Do Japanese Elders Like Foreigners in Japan? | Street Interview



https://www.youtube.com/watch?v=TbqtCm8q_G4

6 comments
  1. I have worked for 8 years in a couple of facilities for elders with dementia, and they didn’t care at all about me being a foreigner, even when I had to help them bath or change their diaper. They would ask especially for my help, give me Japanese nicknames and origamis, sometimes even biscuits they had received from their family.
    I am now working part-time in a convenience store and it is the same, they are very curious about where I come from and want to know everything about my country. Also they will come back and start little conversations whenever they can.
    Even the ones who didn’t seem to appreciate seeing a foreigner at the cashier where only worrying about my level in Japanese, wondering if I would be able to understand what they are saying. When they see that there’s no problem, they immediately open up. It is always a new surprise for me because I’m French and in France elders aren’t that opened.

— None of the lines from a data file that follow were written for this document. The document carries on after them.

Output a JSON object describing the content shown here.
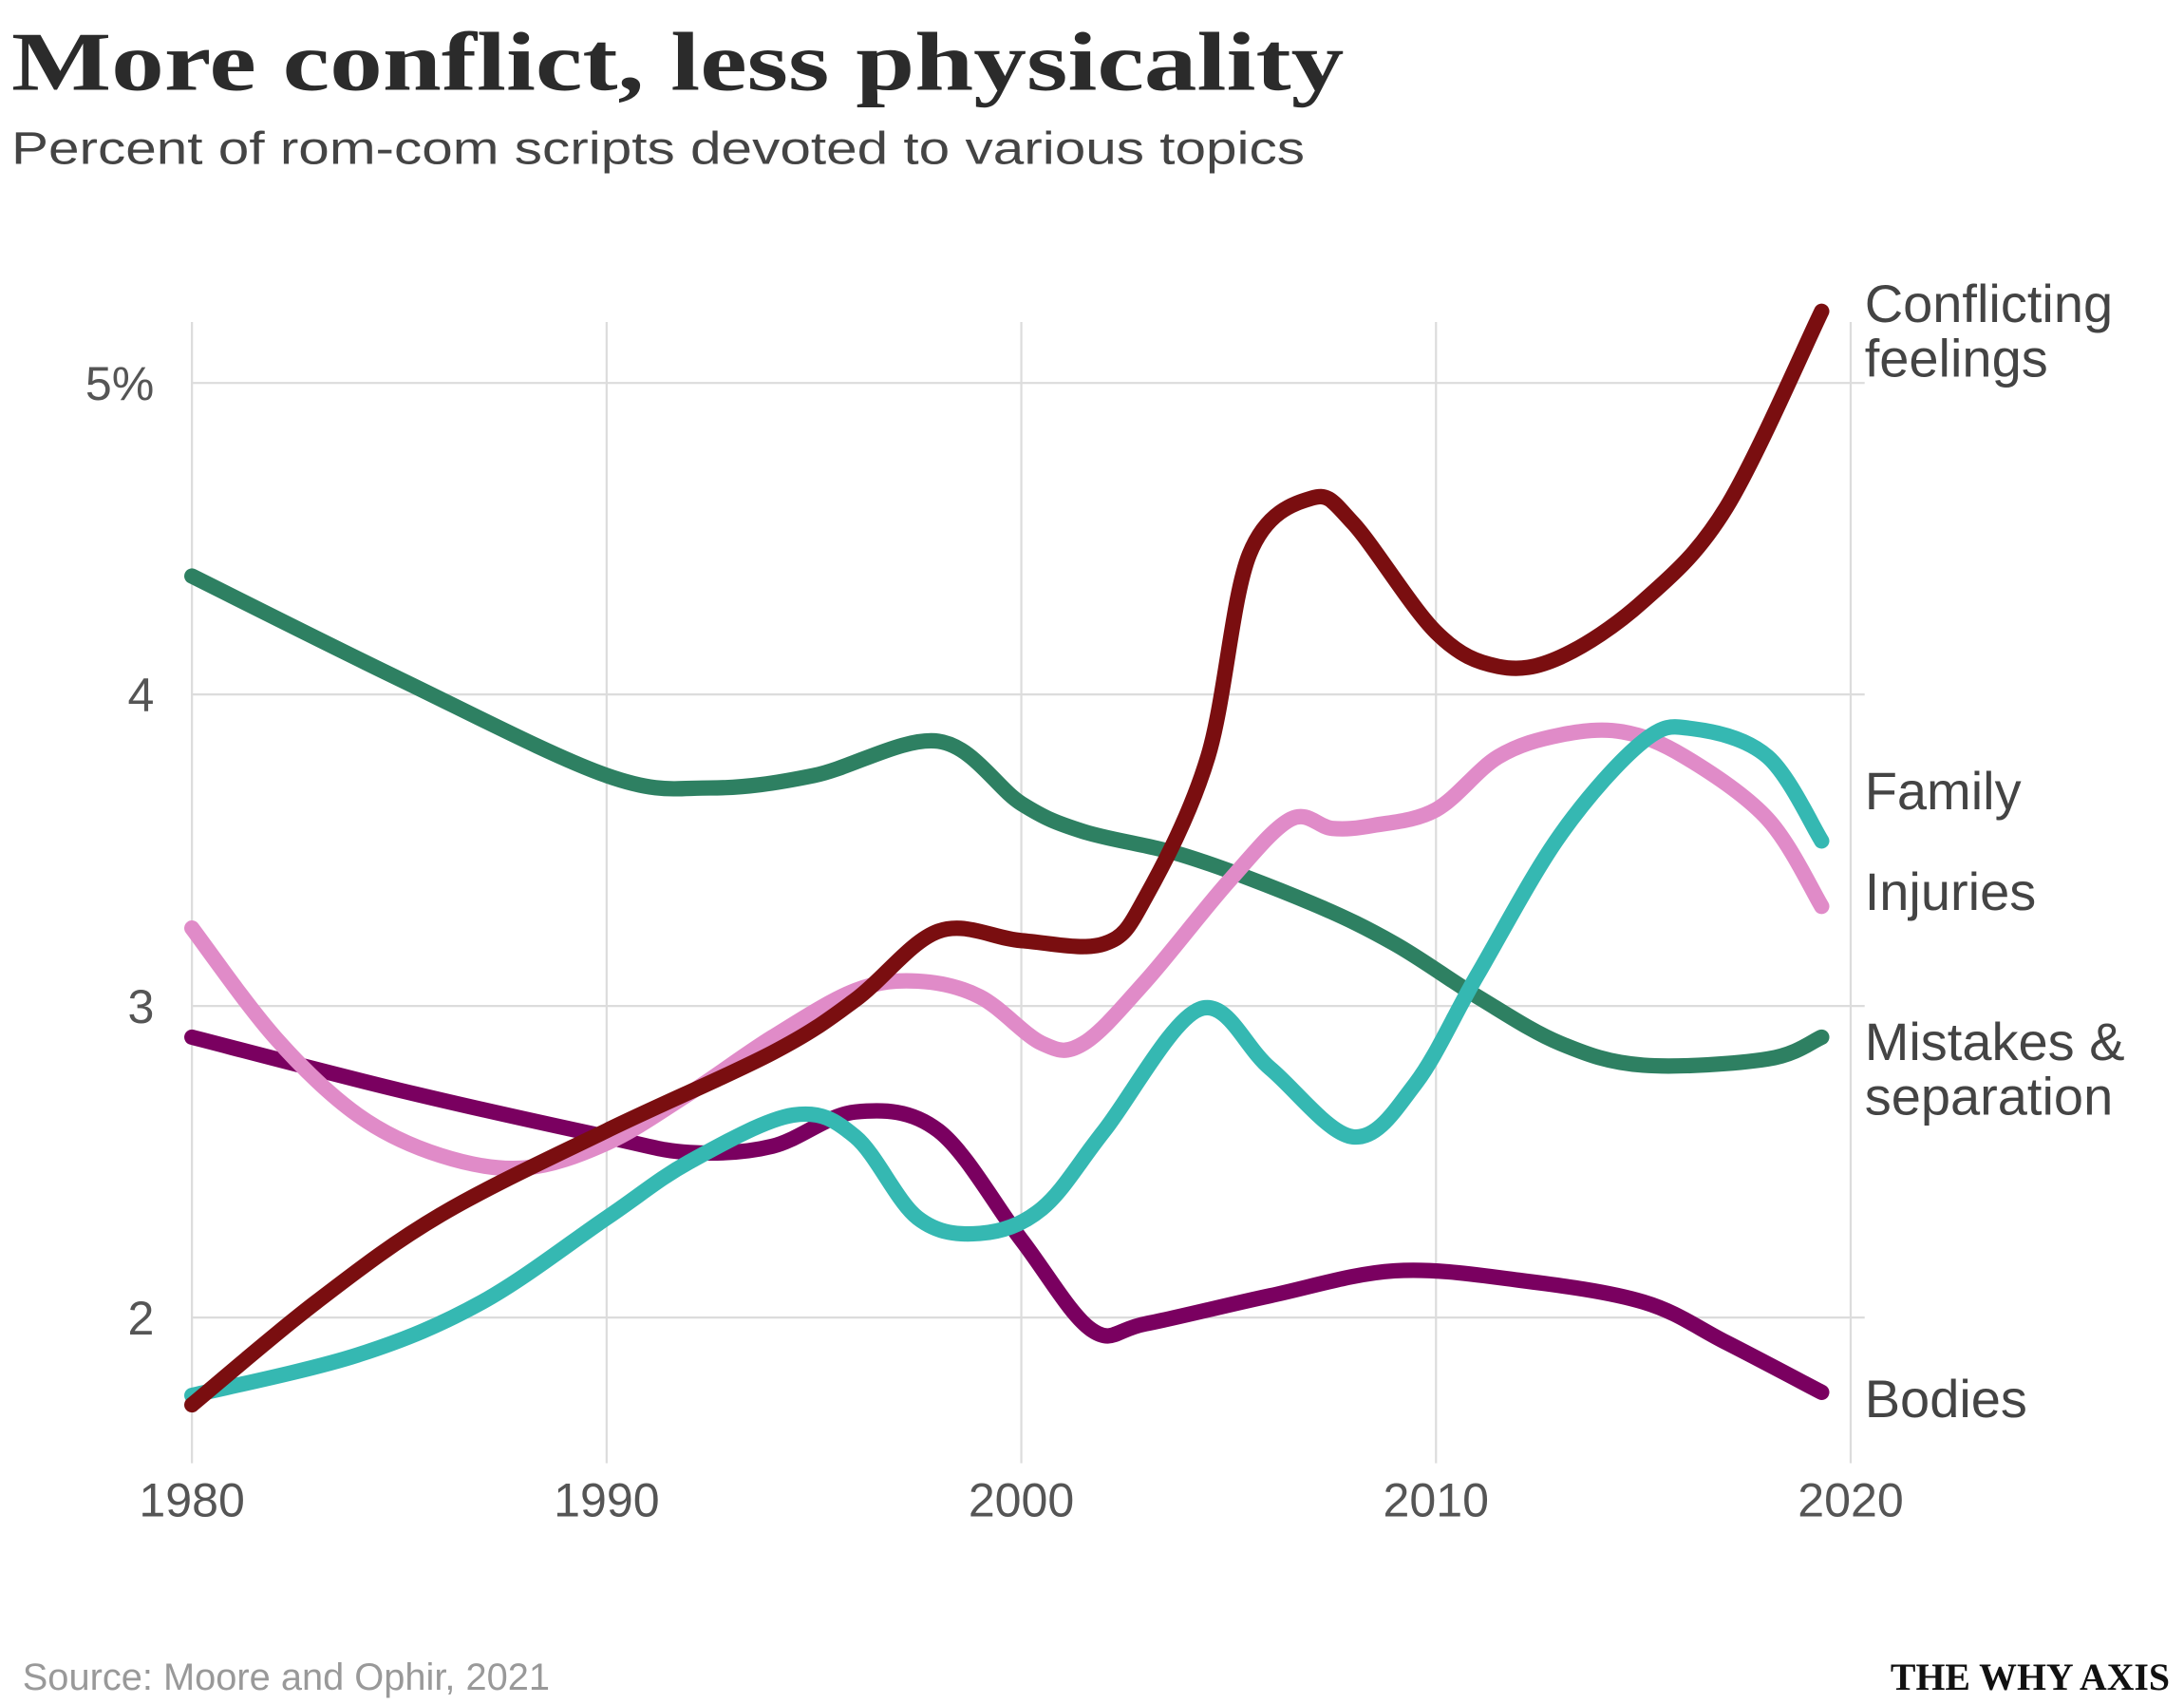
{
  "chart_data": {
    "type": "line",
    "title": "More conflict, less physicality",
    "subtitle": "Percent of rom-com scripts devoted to various topics",
    "xlabel": "",
    "ylabel": "",
    "xlim": [
      1980,
      2020
    ],
    "ylim": [
      1.6,
      5.25
    ],
    "x_ticks": [
      {
        "v": 1980,
        "label": "1980"
      },
      {
        "v": 1990,
        "label": "1990"
      },
      {
        "v": 2000,
        "label": "2000"
      },
      {
        "v": 2010,
        "label": "2010"
      },
      {
        "v": 2020,
        "label": "2020"
      }
    ],
    "y_ticks": [
      {
        "v": 5,
        "label": "5%"
      },
      {
        "v": 4,
        "label": "4"
      },
      {
        "v": 3,
        "label": "3"
      },
      {
        "v": 2,
        "label": "2"
      }
    ],
    "grid": true,
    "legend": "direct labels at right",
    "series": [
      {
        "name": "Mistakes & separation",
        "label_lines": [
          "Mistakes &",
          "separation"
        ],
        "color": "#2e8062",
        "x": [
          1980,
          1985,
          1990,
          1992.5,
          1995,
          1998,
          2000,
          2001.5,
          2004,
          2007,
          2009,
          2011,
          2013,
          2015,
          2018,
          2019.3
        ],
        "y": [
          4.38,
          4.05,
          3.74,
          3.7,
          3.74,
          3.85,
          3.65,
          3.56,
          3.48,
          3.33,
          3.2,
          3.03,
          2.88,
          2.81,
          2.83,
          2.9
        ]
      },
      {
        "name": "Bodies",
        "label_lines": [
          "Bodies"
        ],
        "color": "#7a0060",
        "x": [
          1980,
          1985,
          1990,
          1992,
          1994,
          1996,
          1998,
          2000,
          2001.7,
          2003,
          2006,
          2009,
          2012,
          2015,
          2017,
          2019.3
        ],
        "y": [
          2.9,
          2.73,
          2.58,
          2.53,
          2.55,
          2.66,
          2.6,
          2.25,
          1.96,
          1.98,
          2.07,
          2.15,
          2.12,
          2.05,
          1.92,
          1.76
        ]
      },
      {
        "name": "Injuries",
        "label_lines": [
          "Injuries"
        ],
        "color": "#e08bc8",
        "x": [
          1980,
          1982,
          1984,
          1986,
          1988,
          1990,
          1992,
          1994,
          1996,
          1997.5,
          1999,
          2000.5,
          2001.5,
          2003,
          2005,
          2006.5,
          2007.5,
          2008.5,
          2010,
          2011.5,
          2013,
          2014.5,
          2016,
          2018,
          2019.3
        ],
        "y": [
          3.25,
          2.9,
          2.65,
          2.52,
          2.48,
          2.56,
          2.72,
          2.9,
          3.05,
          3.08,
          3.03,
          2.88,
          2.88,
          3.08,
          3.4,
          3.6,
          3.57,
          3.58,
          3.63,
          3.8,
          3.87,
          3.88,
          3.8,
          3.6,
          3.32
        ]
      },
      {
        "name": "Family",
        "label_lines": [
          "Family"
        ],
        "color": "#35b8b2",
        "x": [
          1980,
          1984,
          1987,
          1990,
          1992,
          1994.5,
          1996,
          1997.5,
          1999,
          2000.5,
          2002,
          2004.3,
          2006,
          2008,
          2009.5,
          2011,
          2013,
          2015,
          2016.2,
          2018,
          2019.3
        ],
        "y": [
          1.75,
          1.88,
          2.05,
          2.32,
          2.5,
          2.65,
          2.58,
          2.32,
          2.27,
          2.35,
          2.6,
          2.99,
          2.8,
          2.58,
          2.75,
          3.1,
          3.55,
          3.85,
          3.89,
          3.8,
          3.53
        ]
      },
      {
        "name": "Conflicting feelings",
        "label_lines": [
          "Conflicting",
          "feelings"
        ],
        "color": "#7a0e10",
        "x": [
          1980,
          1983,
          1986,
          1990,
          1994,
          1996,
          1998,
          2000,
          2002,
          2003,
          2004.5,
          2005.5,
          2007,
          2008,
          2010,
          2011.5,
          2013,
          2015,
          2017,
          2019.3
        ],
        "y": [
          1.72,
          2.05,
          2.33,
          2.6,
          2.85,
          3.02,
          3.24,
          3.21,
          3.2,
          3.35,
          3.8,
          4.45,
          4.63,
          4.55,
          4.2,
          4.09,
          4.12,
          4.3,
          4.6,
          5.23
        ]
      }
    ]
  },
  "source": "Source: Moore and Ophir, 2021",
  "brand": "THE WHY AXIS"
}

  2. Elderly people are just as varied and just as diverse as any other people on Earth. I’ve met some who were awesome, cool people who were still sharp as a tack and who lived a more exciting life in their 60s than I lived in my 30s. I’ve met others who were dim bulbs that I wouldn’t completely trust to make toast in the morning. And all sorts in between. It’s only natural that they wouldn’t all have the same opinions about us.

  3. That lady saying about how a bad experience as a child can help you to hate a country is a good reflection on how prejudices can be supported. There’s a lot of kids in war zones ATM.

  4. Rather, isn’t it the case that foreigners often hold prejudices against elderly people in Japan?

  5. Streets interviews is very common political manipulation tactics.

    In elections in Taiwan, the losing party always resorts to street interviews while the winning party talks about the polls.